The rules were revised in order to promote physical distancing, and thus decrease the spread of COVID-19. But the change has also profoundly improved the ability for providers like me to address the ongoing national epidemic of addiction and overdose that preceded COVID-19, and that will almost certainly outlast it. Many of my patients are unemployed, tenuously housed, or without any housing at all. With this rule change, I can now prescribe to patients who don’t have bus money to make it to clinic, but who have a phone, or can borrow one. I can prescribe to patients I would never see in clinic, even if I gave them bus tickets, because it is too hard to navigate our halls and elevators while also carrying their sleeping bags and tents. And I can see patients who live in rural parts of our state and don’t have the resources to travel. Certainly, there are still significant barriers to care — access to phones, wireless, and data plans chief among them. Nevertheless, this is a critical advance.

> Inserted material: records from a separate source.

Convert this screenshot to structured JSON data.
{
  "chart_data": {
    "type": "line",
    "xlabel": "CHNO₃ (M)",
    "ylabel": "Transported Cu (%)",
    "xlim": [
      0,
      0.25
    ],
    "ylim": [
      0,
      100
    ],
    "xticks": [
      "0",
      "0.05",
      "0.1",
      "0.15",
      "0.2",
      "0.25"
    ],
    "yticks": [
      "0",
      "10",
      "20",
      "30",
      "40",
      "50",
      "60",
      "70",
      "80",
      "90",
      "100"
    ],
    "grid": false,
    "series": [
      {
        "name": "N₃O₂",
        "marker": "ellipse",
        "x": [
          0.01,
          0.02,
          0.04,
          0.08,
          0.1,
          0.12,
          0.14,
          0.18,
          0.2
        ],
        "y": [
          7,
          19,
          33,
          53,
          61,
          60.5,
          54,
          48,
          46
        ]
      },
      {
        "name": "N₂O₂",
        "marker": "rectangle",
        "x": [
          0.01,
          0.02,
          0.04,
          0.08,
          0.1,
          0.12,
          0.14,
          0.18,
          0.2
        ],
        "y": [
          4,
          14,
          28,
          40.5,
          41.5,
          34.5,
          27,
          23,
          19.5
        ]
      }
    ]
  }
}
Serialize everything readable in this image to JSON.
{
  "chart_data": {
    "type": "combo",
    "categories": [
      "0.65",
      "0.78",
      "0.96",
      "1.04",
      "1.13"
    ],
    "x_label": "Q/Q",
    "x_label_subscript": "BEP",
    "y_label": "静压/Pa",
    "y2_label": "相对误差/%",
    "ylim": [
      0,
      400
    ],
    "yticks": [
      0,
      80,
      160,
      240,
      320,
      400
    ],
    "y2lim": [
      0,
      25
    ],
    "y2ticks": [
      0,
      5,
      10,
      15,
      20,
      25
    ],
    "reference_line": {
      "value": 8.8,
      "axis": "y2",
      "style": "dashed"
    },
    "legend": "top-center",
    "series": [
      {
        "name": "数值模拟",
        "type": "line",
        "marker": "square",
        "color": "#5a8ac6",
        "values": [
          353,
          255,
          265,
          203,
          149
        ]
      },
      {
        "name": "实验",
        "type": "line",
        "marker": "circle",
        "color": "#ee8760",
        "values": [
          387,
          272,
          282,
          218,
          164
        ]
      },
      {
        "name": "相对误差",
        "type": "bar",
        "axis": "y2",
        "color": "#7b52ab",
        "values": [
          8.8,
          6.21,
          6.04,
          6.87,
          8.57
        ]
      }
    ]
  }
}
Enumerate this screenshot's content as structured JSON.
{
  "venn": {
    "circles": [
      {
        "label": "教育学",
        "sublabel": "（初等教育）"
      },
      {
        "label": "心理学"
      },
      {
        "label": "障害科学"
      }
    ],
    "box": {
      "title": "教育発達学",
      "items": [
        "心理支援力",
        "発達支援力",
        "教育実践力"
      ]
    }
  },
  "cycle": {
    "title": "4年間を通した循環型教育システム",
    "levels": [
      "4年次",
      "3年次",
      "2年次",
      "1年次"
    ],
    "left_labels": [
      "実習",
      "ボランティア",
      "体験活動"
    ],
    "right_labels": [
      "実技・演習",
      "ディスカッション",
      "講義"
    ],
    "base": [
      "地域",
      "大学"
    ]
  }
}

Providing care virtually also has another important benefit. In the rush of a busy clinic day, it can be difficult to remember to ask about the details of a patient’s life, the context in which their health, disease, and habits develop and thrive. It is even harder to pay sufficient, focused, attention to the answers. But when I see John on screen, I don’t have to remember to ask if he smokes. He’s puffing away in front of me. More than that, I see the relief it brings him, on that orange couch, in this scary time, and that helps me understand when he says he’s not yet ready to quit. When I see my next patient, I don’t need to remember to inquire about housing: he’s calling from a Walmart parking lot, near where he plans to camp for the night. Later that evening, I see only the shadow of my last patient, inside her car, tight and dark. I don’t need to wonder why her answers are clipped, and she can’t seem to focus.

Seeing my patients like this does not mean I now understand what it’s like to be without shelter, or that I get what it is like sleep in my car, grateful for slim protection of doors that lock. I have the great fortune of talking to patients from my warm office. When we finish, I have a home to return to. But at the very least, I am denied the luxury of tucking my patient’s lack of shelter, or loneliness, or nighttime fear into the corner of my mind as an abstraction.

Talking to John, I can see a stain in the shape of Florida snaking behind him on the couch. I can also see the affection on his face when the rapper starts up again. He smiles and shakes his head, ‘Man, he is terrible.’ He calls out, with renewed force, but no anger: ‘I said, shut the fuck up!’ Then he moves into the bathroom to sit on the edge of the tub to finish our conversation. That is another gift of this technology: I see John’s resilience, and know he is not entirely alone.

COVID-19 has steeped our country in sorrow, fear, and isolation, the perfect soil for addiction to take root. My clinic has already seen a surge in patients seeking care for substance use disorders, and demand for our services will likely remain high, or grow. There have been so few silver linings to this horror: maybe the air is cleaner, maybe we are a little less rushed, maybe we’ve learned that not all meetings require a drive across town, or a flight across the country. This little rule change with its life-saving effects is another bit of silver. I can take care of patients in need of addiction services, wherever they are, whenever they are ready. When the world goes back to normal, or whatever version of normal is possible, it is critical that the rule change remain in place, a tiny, shiny, nugget of hope.

Dr Jessica Gregg is associate professor of medicine at Oregon Health and Science University, medical director for the OHSU Addiction Medicine ECHO clinic and associate program director for the OHSU Addiction Medicine Fellowship.